Meet Miah: 2020 Family Advocacy Week Champion
Miah is participating in Speak Now for Kids Family Advocacy Week from August 10-14, 2020. Through this special event, Miah and her family will share information about her health journey, Children’s Hospital of Philadelphia’s role in providing Miah with necessary health care services, and why the public and our elected officials must invest in the future of kids like Miah.
Miah was diagnosed in utero with spina bifida and Arnold Chiari malformation—a condition that affects the spinal cord at the brainstem.
Stephanie, Miah’s mother, had surgery when she was 21 weeks pregnant to repair Miah’s spinal cord. The doctor’s at Children’s Hospital of Philadelphia (CHOP) monitored mother and daughter closely until Miah was born at 34 weeks and spent her first 15 days in the NICU.
As Miah’s health improves, she visits CHOP for regular spina bifida clinic checks and most of her routine testing.

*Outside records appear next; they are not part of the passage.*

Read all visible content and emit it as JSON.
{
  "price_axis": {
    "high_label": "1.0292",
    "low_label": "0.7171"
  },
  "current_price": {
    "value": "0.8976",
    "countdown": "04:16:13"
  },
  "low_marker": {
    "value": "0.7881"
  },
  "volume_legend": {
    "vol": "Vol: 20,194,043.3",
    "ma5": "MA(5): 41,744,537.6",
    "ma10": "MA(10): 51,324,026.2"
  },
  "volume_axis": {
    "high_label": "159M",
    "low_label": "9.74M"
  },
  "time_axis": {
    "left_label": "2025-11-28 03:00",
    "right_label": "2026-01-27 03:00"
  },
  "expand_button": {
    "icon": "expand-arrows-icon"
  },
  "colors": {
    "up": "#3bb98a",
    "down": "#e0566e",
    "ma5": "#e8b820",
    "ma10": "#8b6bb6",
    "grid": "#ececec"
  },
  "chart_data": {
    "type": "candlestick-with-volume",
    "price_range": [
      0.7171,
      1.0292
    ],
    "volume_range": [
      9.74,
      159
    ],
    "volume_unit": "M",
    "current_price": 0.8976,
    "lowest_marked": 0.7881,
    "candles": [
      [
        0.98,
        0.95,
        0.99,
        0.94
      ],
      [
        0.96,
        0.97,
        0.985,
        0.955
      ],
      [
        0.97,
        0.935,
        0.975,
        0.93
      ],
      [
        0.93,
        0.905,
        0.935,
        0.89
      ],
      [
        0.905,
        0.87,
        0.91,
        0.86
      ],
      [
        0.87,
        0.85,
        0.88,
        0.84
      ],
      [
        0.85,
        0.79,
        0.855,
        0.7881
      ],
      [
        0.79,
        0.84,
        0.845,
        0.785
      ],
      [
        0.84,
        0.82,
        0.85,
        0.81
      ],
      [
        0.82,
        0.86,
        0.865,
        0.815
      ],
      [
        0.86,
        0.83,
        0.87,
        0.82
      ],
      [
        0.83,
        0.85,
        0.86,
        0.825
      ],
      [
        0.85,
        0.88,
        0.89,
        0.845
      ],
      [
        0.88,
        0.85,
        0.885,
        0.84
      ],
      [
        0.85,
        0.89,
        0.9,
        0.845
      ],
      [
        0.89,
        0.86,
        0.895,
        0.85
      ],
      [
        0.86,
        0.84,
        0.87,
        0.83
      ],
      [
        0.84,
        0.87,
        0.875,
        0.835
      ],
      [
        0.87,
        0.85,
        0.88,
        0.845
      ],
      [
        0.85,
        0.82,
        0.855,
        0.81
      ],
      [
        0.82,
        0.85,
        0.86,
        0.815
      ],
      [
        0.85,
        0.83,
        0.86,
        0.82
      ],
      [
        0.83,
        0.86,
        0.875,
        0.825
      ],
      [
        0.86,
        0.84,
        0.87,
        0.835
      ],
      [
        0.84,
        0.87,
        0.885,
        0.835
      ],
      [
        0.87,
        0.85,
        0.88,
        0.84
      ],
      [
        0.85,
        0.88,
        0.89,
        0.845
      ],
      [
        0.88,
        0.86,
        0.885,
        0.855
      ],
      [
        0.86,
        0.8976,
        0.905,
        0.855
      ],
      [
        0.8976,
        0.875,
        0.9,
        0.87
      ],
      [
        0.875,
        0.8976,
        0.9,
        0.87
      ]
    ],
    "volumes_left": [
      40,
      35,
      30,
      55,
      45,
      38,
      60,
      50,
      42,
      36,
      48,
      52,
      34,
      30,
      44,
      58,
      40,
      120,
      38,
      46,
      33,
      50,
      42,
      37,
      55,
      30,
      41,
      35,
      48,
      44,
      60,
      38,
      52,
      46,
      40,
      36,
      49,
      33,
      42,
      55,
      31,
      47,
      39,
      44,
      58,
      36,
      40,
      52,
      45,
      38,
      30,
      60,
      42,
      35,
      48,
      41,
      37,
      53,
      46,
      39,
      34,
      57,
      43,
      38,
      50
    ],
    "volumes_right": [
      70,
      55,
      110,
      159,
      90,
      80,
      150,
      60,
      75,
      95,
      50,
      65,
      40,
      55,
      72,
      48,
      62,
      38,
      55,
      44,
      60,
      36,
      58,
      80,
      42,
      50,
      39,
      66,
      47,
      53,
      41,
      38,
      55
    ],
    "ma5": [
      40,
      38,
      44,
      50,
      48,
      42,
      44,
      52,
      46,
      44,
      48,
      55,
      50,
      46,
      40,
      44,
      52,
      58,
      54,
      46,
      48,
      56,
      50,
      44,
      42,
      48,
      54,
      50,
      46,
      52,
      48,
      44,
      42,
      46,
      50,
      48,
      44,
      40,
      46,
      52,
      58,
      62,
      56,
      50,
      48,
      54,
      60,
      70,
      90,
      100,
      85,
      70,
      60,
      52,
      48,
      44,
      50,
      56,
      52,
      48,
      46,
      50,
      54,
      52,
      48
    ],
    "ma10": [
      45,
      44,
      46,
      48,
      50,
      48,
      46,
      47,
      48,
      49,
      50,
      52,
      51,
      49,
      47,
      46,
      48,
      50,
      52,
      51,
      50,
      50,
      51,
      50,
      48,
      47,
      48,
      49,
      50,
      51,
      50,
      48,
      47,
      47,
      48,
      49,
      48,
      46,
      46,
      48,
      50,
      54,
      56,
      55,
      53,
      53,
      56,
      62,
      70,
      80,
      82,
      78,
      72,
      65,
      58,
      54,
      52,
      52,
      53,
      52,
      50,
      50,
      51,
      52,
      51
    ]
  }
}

Specialists at Children’s Hospital of Philadelphia still see Miah for consultations and second opinions.
As a result of Spina bifida, Miah uses a catheter due to repeat urinary tract infections, lost her bladder and bowel function, and had surgery for both a tethered spinal cord and shunt placement.
However, she is doing things that the family was told she would never do. Miah can walk independently with the help of orthotics, jump, and stand on her tiptoes. She has no developmental or cognitive delays and her verbal skills are advanced for her age.
“Miah’s condition continues to improve, and her quality of life is significantly better,” says Stephanie. “She would definitely be in a wheelchair if we hadn’t gone to the specialists at Children’s Hospital of Philadelphia.”
Today, Miah is doing great. She loves doing makeup and playing dress-up. Her parents are confident that her spirited determination will get her through any challenge she might face. They also stressed the importance of access to proper care that all families deserve.